Si les Démocraties avaient évidemment eu raison de s’allier à Staline durant la Deuxième guerre mondiale, elles peuvent et devraient se rapprocher plus activement de Narendra Modi, Premier ministre indien qui ne sait pourtant pas ce qu’est le respect des minorités. Commercial ou diplomatique, l’Inde doit pouvoir trouver un intérêt majeur à tourner le dos au Kremlin et même avec la Chine, même avec le pays dont M. Xi a refait la plus grande dictature du monde, il faudrait chercher un deal qui n’est peut-être plus impossible.
Freinée par la guerre d’Ukraine et les confinements anti-Covid, la croissance chinoise recule et nourrit une inquiétude sociale qu’attise la crise immobilière. Le contrat qui liait le Parti communiste et la société n’est ainsi plus loin de se rompre car les Chinois n’ont plus de raisons de laisser au parti le monopole du pouvoir alors que les perspectives d’amélioration de leur niveau de vie s’évanouissent.
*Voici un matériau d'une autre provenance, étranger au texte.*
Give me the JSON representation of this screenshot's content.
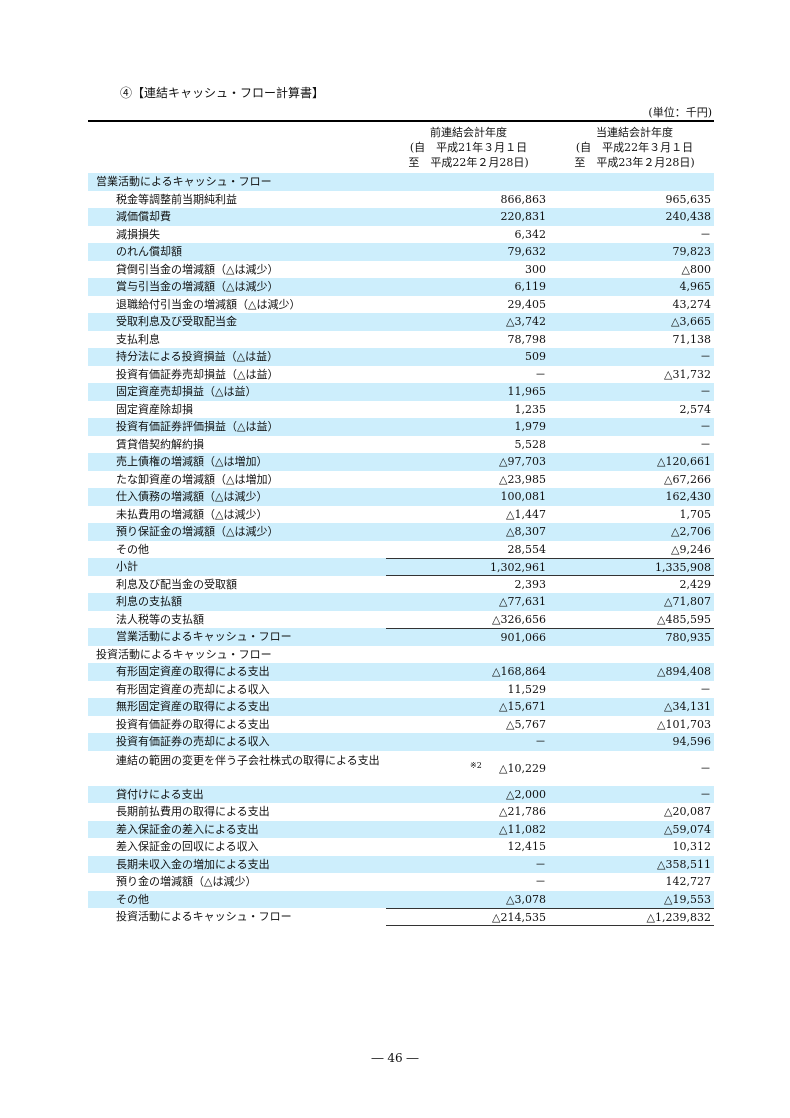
{
  "title": "④【連結キャッシュ・フロー計算書】",
  "unit": "(単位：千円)",
  "columns": [
    {
      "label": "前連結会計年度",
      "from": "(自　平成21年３月１日",
      "to": "至　平成22年２月28日)"
    },
    {
      "label": "当連結会計年度",
      "from": "(自　平成22年３月１日",
      "to": "至　平成23年２月28日)"
    }
  ],
  "shade_color": "#cdeefc",
  "rows": [
    {
      "label": "営業活動によるキャッシュ・フロー",
      "prev": "",
      "curr": "",
      "section": true
    },
    {
      "label": "税金等調整前当期純利益",
      "prev": "866,863",
      "curr": "965,635"
    },
    {
      "label": "減価償却費",
      "prev": "220,831",
      "curr": "240,438"
    },
    {
      "label": "減損損失",
      "prev": "6,342",
      "curr": "－"
    },
    {
      "label": "のれん償却額",
      "prev": "79,632",
      "curr": "79,823"
    },
    {
      "label": "貸倒引当金の増減額（△は減少）",
      "prev": "300",
      "curr": "△800"
    },
    {
      "label": "賞与引当金の増減額（△は減少）",
      "prev": "6,119",
      "curr": "4,965"
    },
    {
      "label": "退職給付引当金の増減額（△は減少）",
      "prev": "29,405",
      "curr": "43,274"
    },
    {
      "label": "受取利息及び受取配当金",
      "prev": "△3,742",
      "curr": "△3,665"
    },
    {
      "label": "支払利息",
      "prev": "78,798",
      "curr": "71,138"
    },
    {
      "label": "持分法による投資損益（△は益）",
      "prev": "509",
      "curr": "－"
    },
    {
      "label": "投資有価証券売却損益（△は益）",
      "prev": "－",
      "curr": "△31,732"
    },
    {
      "label": "固定資産売却損益（△は益）",
      "prev": "11,965",
      "curr": "－"
    },
    {
      "label": "固定資産除却損",
      "prev": "1,235",
      "curr": "2,574"
    },
    {
      "label": "投資有価証券評価損益（△は益）",
      "prev": "1,979",
      "curr": "－"
    },
    {
      "label": "賃貸借契約解約損",
      "prev": "5,528",
      "curr": "－"
    },
    {
      "label": "売上債権の増減額（△は増加）",
      "prev": "△97,703",
      "curr": "△120,661"
    },
    {
      "label": "たな卸資産の増減額（△は増加）",
      "prev": "△23,985",
      "curr": "△67,266"
    },
    {
      "label": "仕入債務の増減額（△は減少）",
      "prev": "100,081",
      "curr": "162,430"
    },
    {
      "label": "未払費用の増減額（△は減少）",
      "prev": "△1,447",
      "curr": "1,705"
    },
    {
      "label": "預り保証金の増減額（△は減少）",
      "prev": "△8,307",
      "curr": "△2,706"
    },
    {
      "label": "その他",
      "prev": "28,554",
      "curr": "△9,246"
    },
    {
      "label": "小計",
      "prev": "1,302,961",
      "curr": "1,335,908",
      "line_top": true,
      "line_bottom": true
    },
    {
      "label": "利息及び配当金の受取額",
      "prev": "2,393",
      "curr": "2,429"
    },
    {
      "label": "利息の支払額",
      "prev": "△77,631",
      "curr": "△71,807"
    },
    {
      "label": "法人税等の支払額",
      "prev": "△326,656",
      "curr": "△485,595"
    },
    {
      "label": "営業活動によるキャッシュ・フロー",
      "prev": "901,066",
      "curr": "780,935",
      "line_top": true
    },
    {
      "label": "投資活動によるキャッシュ・フロー",
      "prev": "",
      "curr": "",
      "section": true
    },
    {
      "label": "有形固定資産の取得による支出",
      "prev": "△168,864",
      "curr": "△894,408"
    },
    {
      "label": "有形固定資産の売却による収入",
      "prev": "11,529",
      "curr": "－"
    },
    {
      "label": "無形固定資産の取得による支出",
      "prev": "△15,671",
      "curr": "△34,131"
    },
    {
      "label": "投資有価証券の取得による支出",
      "prev": "△5,767",
      "curr": "△101,703"
    },
    {
      "label": "投資有価証券の売却による収入",
      "prev": "－",
      "curr": "94,596"
    },
    {
      "label": "連結の範囲の変更を伴う子会社株式の取得による支出",
      "prev": "△10,229",
      "curr": "－",
      "note": "※2",
      "tall": true
    },
    {
      "label": "貸付けによる支出",
      "prev": "△2,000",
      "curr": "－"
    },
    {
      "label": "長期前払費用の取得による支出",
      "prev": "△21,786",
      "curr": "△20,087"
    },
    {
      "label": "差入保証金の差入による支出",
      "prev": "△11,082",
      "curr": "△59,074"
    },
    {
      "label": "差入保証金の回収による収入",
      "prev": "12,415",
      "curr": "10,312"
    },
    {
      "label": "長期未収入金の増加による支出",
      "prev": "－",
      "curr": "△358,511"
    },
    {
      "label": "預り金の増減額（△は減少）",
      "prev": "－",
      "curr": "142,727"
    },
    {
      "label": "その他",
      "prev": "△3,078",
      "curr": "△19,553"
    },
    {
      "label": "投資活動によるキャッシュ・フロー",
      "prev": "△214,535",
      "curr": "△1,239,832",
      "line_top": true,
      "line_bottom": true
    }
  ],
  "page_number": "― 46 ―"
}
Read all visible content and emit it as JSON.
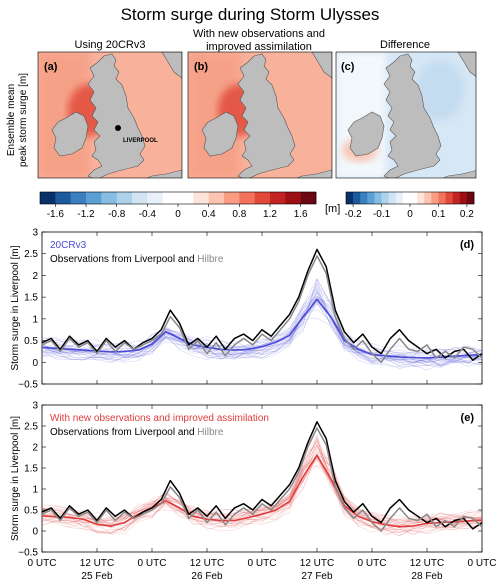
{
  "figure_title": "Storm surge during Storm Ulysses",
  "maps": {
    "ylabel_line1": "Ensemble mean",
    "ylabel_line2": "peak storm surge [m]",
    "panels": [
      {
        "letter": "(a)",
        "title": [
          "Using 20CRv3"
        ],
        "city_label": "LIVERPOOL"
      },
      {
        "letter": "(b)",
        "title": [
          "With new observations and",
          "improved assimilation"
        ]
      },
      {
        "letter": "(c)",
        "title": [
          "Difference"
        ]
      }
    ],
    "colorbar_main": {
      "ticks": [
        "-1.6",
        "-1.2",
        "-0.8",
        "-0.4",
        "0",
        "0.4",
        "0.8",
        "1.2",
        "1.6"
      ],
      "unit": "[m]",
      "colors": [
        "#08306b",
        "#1c5a9e",
        "#3a7fc0",
        "#5c9fd4",
        "#85bde3",
        "#aed2ec",
        "#d0e4f3",
        "#e8f1f9",
        "#ffffff",
        "#ffffff",
        "#fde3da",
        "#fcc3b1",
        "#f99c83",
        "#f2725b",
        "#e04839",
        "#c22323",
        "#9c0f15",
        "#6b0710"
      ]
    },
    "colorbar_diff": {
      "ticks": [
        "-0.2",
        "-0.1",
        "0",
        "0.1",
        "0.2"
      ],
      "colors": [
        "#08306b",
        "#1c5a9e",
        "#3a7fc0",
        "#5c9fd4",
        "#85bde3",
        "#aed2ec",
        "#d0e4f3",
        "#e8f1f9",
        "#ffffff",
        "#ffffff",
        "#fde3da",
        "#fcc3b1",
        "#f99c83",
        "#f2725b",
        "#e04839",
        "#c22323",
        "#9c0f15",
        "#6b0710"
      ]
    },
    "sea_color_a": "#f5a58c",
    "sea_color_b": "#f5a58c",
    "land_color": "#bdbdbd"
  },
  "chart_data": [
    {
      "type": "line",
      "panel": "(d)",
      "ylabel": "Storm surge in Liverpool [m]",
      "ylim": [
        -0.5,
        3
      ],
      "yticks": [
        -0.5,
        0,
        0.5,
        1,
        1.5,
        2,
        2.5,
        3
      ],
      "ytick_labels": [
        "−0.5",
        "0",
        "0.5",
        "1",
        "1.5",
        "2",
        "2.5",
        "3"
      ],
      "xlim": [
        0,
        96
      ],
      "legend_line1": "20CRv3",
      "legend_line2_prefix": "Observations from Liverpool and ",
      "legend_line2_suffix": "Hilbre",
      "series": [
        {
          "name": "20CRv3",
          "color": "#4a4ad8",
          "x": [
            0,
            3,
            6,
            9,
            12,
            15,
            18,
            21,
            24,
            27,
            30,
            33,
            36,
            39,
            42,
            45,
            48,
            51,
            54,
            57,
            60,
            63,
            66,
            69,
            72,
            75,
            78,
            81,
            84,
            87,
            90,
            93,
            96
          ],
          "values": [
            0.34,
            0.32,
            0.3,
            0.28,
            0.26,
            0.24,
            0.25,
            0.28,
            0.42,
            0.7,
            0.55,
            0.4,
            0.34,
            0.3,
            0.28,
            0.3,
            0.36,
            0.46,
            0.62,
            1.05,
            1.45,
            1.05,
            0.5,
            0.3,
            0.18,
            0.15,
            0.12,
            0.11,
            0.1,
            0.12,
            0.14,
            0.16,
            0.18
          ]
        },
        {
          "name": "Liverpool",
          "color": "#000000",
          "x": [
            0,
            2,
            4,
            6,
            8,
            10,
            12,
            14,
            16,
            18,
            20,
            22,
            24,
            26,
            28,
            30,
            32,
            34,
            36,
            38,
            40,
            42,
            44,
            46,
            48,
            50,
            52,
            54,
            56,
            58,
            60,
            62,
            64,
            66,
            68,
            70,
            72,
            74,
            76,
            78,
            80,
            82,
            84,
            86,
            88,
            90,
            92,
            94,
            96
          ],
          "values": [
            0.45,
            0.55,
            0.3,
            0.6,
            0.4,
            0.5,
            0.25,
            0.55,
            0.35,
            0.5,
            0.3,
            0.45,
            0.55,
            0.75,
            1.2,
            0.9,
            0.4,
            0.55,
            0.35,
            0.6,
            0.3,
            0.55,
            0.65,
            0.5,
            0.75,
            0.6,
            0.85,
            1.1,
            1.5,
            2.1,
            2.6,
            2.2,
            1.2,
            0.7,
            0.45,
            0.65,
            0.35,
            0.2,
            0.55,
            0.75,
            0.5,
            0.35,
            0.2,
            0.3,
            0.1,
            0.25,
            0.3,
            0.05,
            0.2
          ]
        },
        {
          "name": "Hilbre",
          "color": "#888888",
          "x": [
            0,
            2,
            4,
            6,
            8,
            10,
            12,
            14,
            16,
            18,
            20,
            22,
            24,
            26,
            28,
            30,
            32,
            34,
            36,
            38,
            40,
            42,
            44,
            46,
            48,
            50,
            52,
            54,
            56,
            58,
            60,
            62,
            64,
            66,
            68,
            70,
            72,
            74,
            76,
            78,
            80,
            82,
            84,
            86,
            88,
            90,
            92,
            94,
            96
          ],
          "values": [
            0.4,
            0.5,
            0.25,
            0.55,
            0.35,
            0.45,
            0.2,
            0.5,
            0.25,
            0.45,
            0.3,
            0.4,
            0.5,
            0.65,
            1.05,
            0.8,
            0.3,
            0.5,
            0.2,
            0.45,
            0.15,
            0.4,
            0.55,
            0.4,
            0.65,
            0.5,
            0.75,
            1.0,
            1.4,
            2.0,
            2.45,
            2.05,
            1.05,
            0.55,
            0.3,
            0.5,
            0.2,
            0.0,
            0.3,
            0.55,
            0.3,
            0.25,
            0.4,
            0.1,
            0.25,
            0.1,
            0.35,
            0.3,
            0.1
          ]
        }
      ]
    },
    {
      "type": "line",
      "panel": "(e)",
      "ylabel": "Storm surge in Liverpool [m]",
      "ylim": [
        -0.5,
        3
      ],
      "yticks": [
        -0.5,
        0,
        0.5,
        1,
        1.5,
        2,
        2.5,
        3
      ],
      "ytick_labels": [
        "−0.5",
        "0",
        "0.5",
        "1",
        "1.5",
        "2",
        "2.5",
        "3"
      ],
      "xlim": [
        0,
        96
      ],
      "xtick_labels_top": [
        "0 UTC",
        "12 UTC",
        "0 UTC",
        "12 UTC",
        "0 UTC",
        "12 UTC",
        "0 UTC",
        "12 UTC",
        "0 UTC"
      ],
      "xtick_labels_bottom": [
        "",
        "25 Feb",
        "",
        "26 Feb",
        "",
        "27 Feb",
        "",
        "28 Feb",
        ""
      ],
      "legend_line1": "With new observations and improved assimilation",
      "legend_line2_prefix": "Observations from Liverpool and ",
      "legend_line2_suffix": "Hilbre",
      "series": [
        {
          "name": "With new observations and improved assimilation",
          "color": "#e03c3c",
          "x": [
            0,
            3,
            6,
            9,
            12,
            15,
            18,
            21,
            24,
            27,
            30,
            33,
            36,
            39,
            42,
            45,
            48,
            51,
            54,
            57,
            60,
            63,
            66,
            69,
            72,
            75,
            78,
            81,
            84,
            87,
            90,
            93,
            96
          ],
          "values": [
            0.36,
            0.34,
            0.32,
            0.28,
            0.16,
            0.12,
            0.2,
            0.4,
            0.55,
            0.72,
            0.55,
            0.35,
            0.28,
            0.25,
            0.25,
            0.32,
            0.4,
            0.5,
            0.7,
            1.3,
            1.8,
            1.25,
            0.6,
            0.35,
            0.22,
            0.15,
            0.1,
            0.12,
            0.18,
            0.2,
            0.22,
            0.24,
            0.26
          ]
        },
        {
          "name": "Liverpool",
          "color": "#000000",
          "x": [
            0,
            2,
            4,
            6,
            8,
            10,
            12,
            14,
            16,
            18,
            20,
            22,
            24,
            26,
            28,
            30,
            32,
            34,
            36,
            38,
            40,
            42,
            44,
            46,
            48,
            50,
            52,
            54,
            56,
            58,
            60,
            62,
            64,
            66,
            68,
            70,
            72,
            74,
            76,
            78,
            80,
            82,
            84,
            86,
            88,
            90,
            92,
            94,
            96
          ],
          "values": [
            0.45,
            0.55,
            0.3,
            0.6,
            0.4,
            0.5,
            0.25,
            0.55,
            0.35,
            0.5,
            0.3,
            0.45,
            0.55,
            0.75,
            1.2,
            0.9,
            0.4,
            0.55,
            0.35,
            0.6,
            0.3,
            0.55,
            0.65,
            0.5,
            0.75,
            0.6,
            0.85,
            1.1,
            1.5,
            2.1,
            2.6,
            2.2,
            1.2,
            0.7,
            0.45,
            0.65,
            0.35,
            0.2,
            0.55,
            0.75,
            0.5,
            0.35,
            0.2,
            0.3,
            0.1,
            0.25,
            0.3,
            0.05,
            0.2
          ]
        },
        {
          "name": "Hilbre",
          "color": "#888888",
          "x": [
            0,
            2,
            4,
            6,
            8,
            10,
            12,
            14,
            16,
            18,
            20,
            22,
            24,
            26,
            28,
            30,
            32,
            34,
            36,
            38,
            40,
            42,
            44,
            46,
            48,
            50,
            52,
            54,
            56,
            58,
            60,
            62,
            64,
            66,
            68,
            70,
            72,
            74,
            76,
            78,
            80,
            82,
            84,
            86,
            88,
            90,
            92,
            94,
            96
          ],
          "values": [
            0.4,
            0.5,
            0.25,
            0.55,
            0.35,
            0.45,
            0.2,
            0.5,
            0.25,
            0.45,
            0.3,
            0.4,
            0.5,
            0.65,
            1.05,
            0.8,
            0.3,
            0.5,
            0.2,
            0.45,
            0.15,
            0.4,
            0.55,
            0.4,
            0.65,
            0.5,
            0.75,
            1.0,
            1.4,
            2.0,
            2.45,
            2.05,
            1.05,
            0.55,
            0.3,
            0.5,
            0.2,
            0.0,
            0.3,
            0.55,
            0.3,
            0.25,
            0.4,
            0.1,
            0.25,
            0.1,
            0.35,
            0.3,
            0.1
          ]
        }
      ]
    }
  ]
}
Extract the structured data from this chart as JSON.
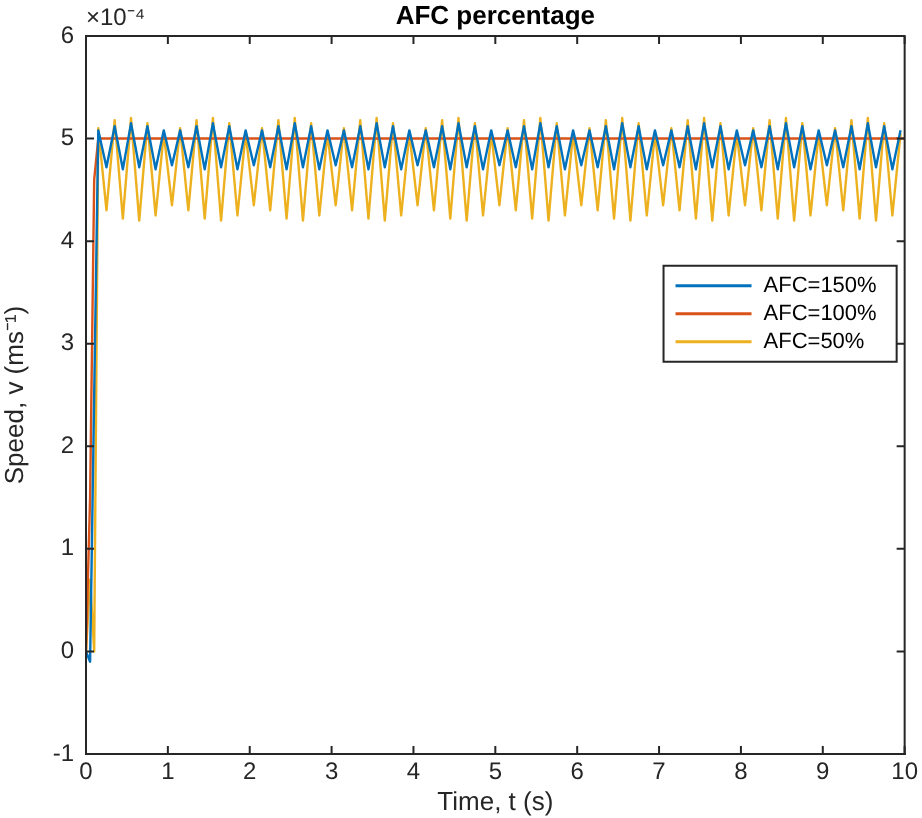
{
  "chart_data": {
    "type": "line",
    "title": "AFC percentage",
    "xlabel": "Time, t (s)",
    "ylabel": "Speed, v (ms⁻¹)",
    "annotations": [
      "×10⁻⁴"
    ],
    "x": [
      0,
      0.05,
      0.1,
      0.15,
      0.25,
      0.35,
      0.45,
      0.55,
      0.65,
      0.75,
      0.85,
      0.95,
      1.05,
      1.15,
      1.25,
      1.35,
      1.45,
      1.55,
      1.65,
      1.75,
      1.85,
      1.95,
      2.05,
      2.15,
      2.25,
      2.35,
      2.45,
      2.55,
      2.65,
      2.75,
      2.85,
      2.95,
      3.05,
      3.15,
      3.25,
      3.35,
      3.45,
      3.55,
      3.65,
      3.75,
      3.85,
      3.95,
      4.05,
      4.15,
      4.25,
      4.35,
      4.45,
      4.55,
      4.65,
      4.75,
      4.85,
      4.95,
      5.05,
      5.15,
      5.25,
      5.35,
      5.45,
      5.55,
      5.65,
      5.75,
      5.85,
      5.95,
      6.05,
      6.15,
      6.25,
      6.35,
      6.45,
      6.55,
      6.65,
      6.75,
      6.85,
      6.95,
      7.05,
      7.15,
      7.25,
      7.35,
      7.45,
      7.55,
      7.65,
      7.75,
      7.85,
      7.95,
      8.05,
      8.15,
      8.25,
      8.35,
      8.45,
      8.55,
      8.65,
      8.75,
      8.85,
      8.95,
      9.05,
      9.15,
      9.25,
      9.35,
      9.45,
      9.55,
      9.65,
      9.75,
      9.85,
      9.95
    ],
    "series": [
      {
        "name": "AFC=150%",
        "color": "#0072bd",
        "values": [
          0,
          -0.1,
          2.5,
          5.08,
          4.72,
          5.12,
          4.7,
          5.15,
          4.72,
          5.12,
          4.7,
          5.08,
          4.74,
          5.08,
          4.72,
          5.12,
          4.7,
          5.15,
          4.72,
          5.12,
          4.7,
          5.08,
          4.74,
          5.08,
          4.72,
          5.12,
          4.7,
          5.15,
          4.72,
          5.12,
          4.7,
          5.08,
          4.74,
          5.08,
          4.72,
          5.12,
          4.7,
          5.15,
          4.72,
          5.12,
          4.7,
          5.08,
          4.74,
          5.08,
          4.72,
          5.12,
          4.7,
          5.15,
          4.72,
          5.12,
          4.7,
          5.08,
          4.74,
          5.08,
          4.72,
          5.12,
          4.7,
          5.15,
          4.72,
          5.12,
          4.7,
          5.08,
          4.74,
          5.08,
          4.72,
          5.12,
          4.7,
          5.15,
          4.72,
          5.12,
          4.7,
          5.08,
          4.74,
          5.08,
          4.72,
          5.12,
          4.7,
          5.15,
          4.72,
          5.12,
          4.7,
          5.08,
          4.74,
          5.08,
          4.72,
          5.12,
          4.7,
          5.15,
          4.72,
          5.12,
          4.7,
          5.08,
          4.74,
          5.08,
          4.72,
          5.12,
          4.7,
          5.15,
          4.72,
          5.12,
          4.7,
          5.08
        ]
      },
      {
        "name": "AFC=100%",
        "color": "#d95319",
        "x": [
          0,
          0.05,
          0.1,
          0.15,
          10
        ],
        "values": [
          0,
          1.5,
          4.6,
          5,
          5
        ]
      },
      {
        "name": "AFC=50%",
        "color": "#edb120",
        "values": [
          0,
          0.7,
          0,
          5.1,
          4.3,
          5.18,
          4.22,
          5.2,
          4.2,
          5.15,
          4.25,
          5.05,
          4.35,
          5.1,
          4.3,
          5.18,
          4.22,
          5.2,
          4.2,
          5.15,
          4.25,
          5.05,
          4.35,
          5.1,
          4.3,
          5.18,
          4.22,
          5.2,
          4.2,
          5.15,
          4.25,
          5.05,
          4.35,
          5.1,
          4.3,
          5.18,
          4.22,
          5.2,
          4.2,
          5.15,
          4.25,
          5.05,
          4.35,
          5.1,
          4.3,
          5.18,
          4.22,
          5.2,
          4.2,
          5.15,
          4.25,
          5.05,
          4.35,
          5.1,
          4.3,
          5.18,
          4.22,
          5.2,
          4.2,
          5.15,
          4.25,
          5.05,
          4.35,
          5.1,
          4.3,
          5.18,
          4.22,
          5.2,
          4.2,
          5.15,
          4.25,
          5.05,
          4.35,
          5.1,
          4.3,
          5.18,
          4.22,
          5.2,
          4.2,
          5.15,
          4.25,
          5.05,
          4.35,
          5.1,
          4.3,
          5.18,
          4.22,
          5.2,
          4.2,
          5.15,
          4.25,
          5.05,
          4.35,
          5.1,
          4.3,
          5.18,
          4.22,
          5.2,
          4.2,
          5.15,
          4.25,
          5.05
        ]
      }
    ],
    "xlim": [
      0,
      10
    ],
    "xticks": [
      0,
      1,
      2,
      3,
      4,
      5,
      6,
      7,
      8,
      9,
      10
    ],
    "ylim": [
      -1,
      6
    ],
    "yticks": [
      -1,
      0,
      1,
      2,
      3,
      4,
      5,
      6
    ],
    "grid": false,
    "legend": "right",
    "marker": "none",
    "line_style": "solid"
  }
}
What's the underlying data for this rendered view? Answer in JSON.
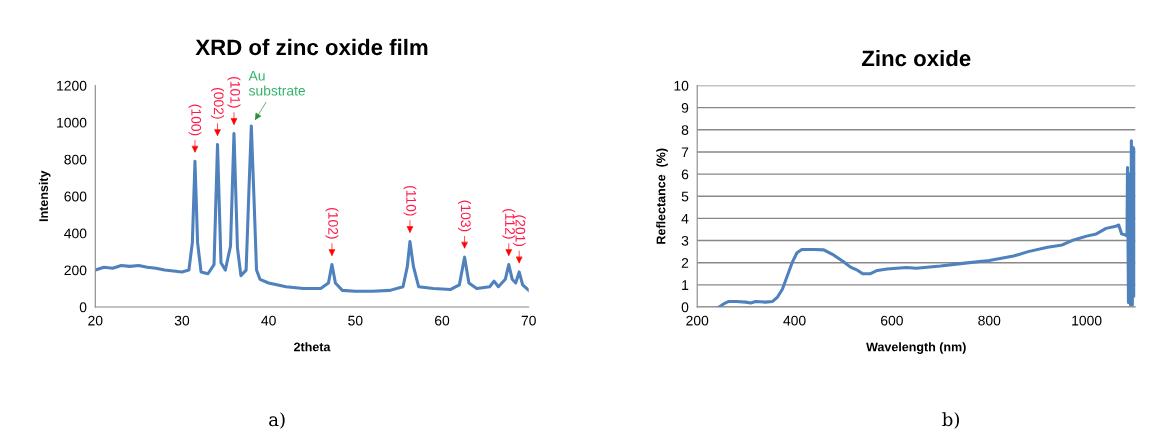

Le mécontentement devient, autrement dit, si politique et sans doute général que les manifestations de dimanche pourraient en avoir annoncé d’autres face auxquelles M. Xi pourrait bientôt n’avoir que deux options possibles : une invasion de Taïwan ou un apaisement avec les Etats-Unis.
La seconde serait pour lui beaucoup moins risquée que la première et c’est le moment de lui faire voir les avantages qu’il pourrait trouver à ne plus soutenir la cause perdue qu’est le locataire du Kremlin.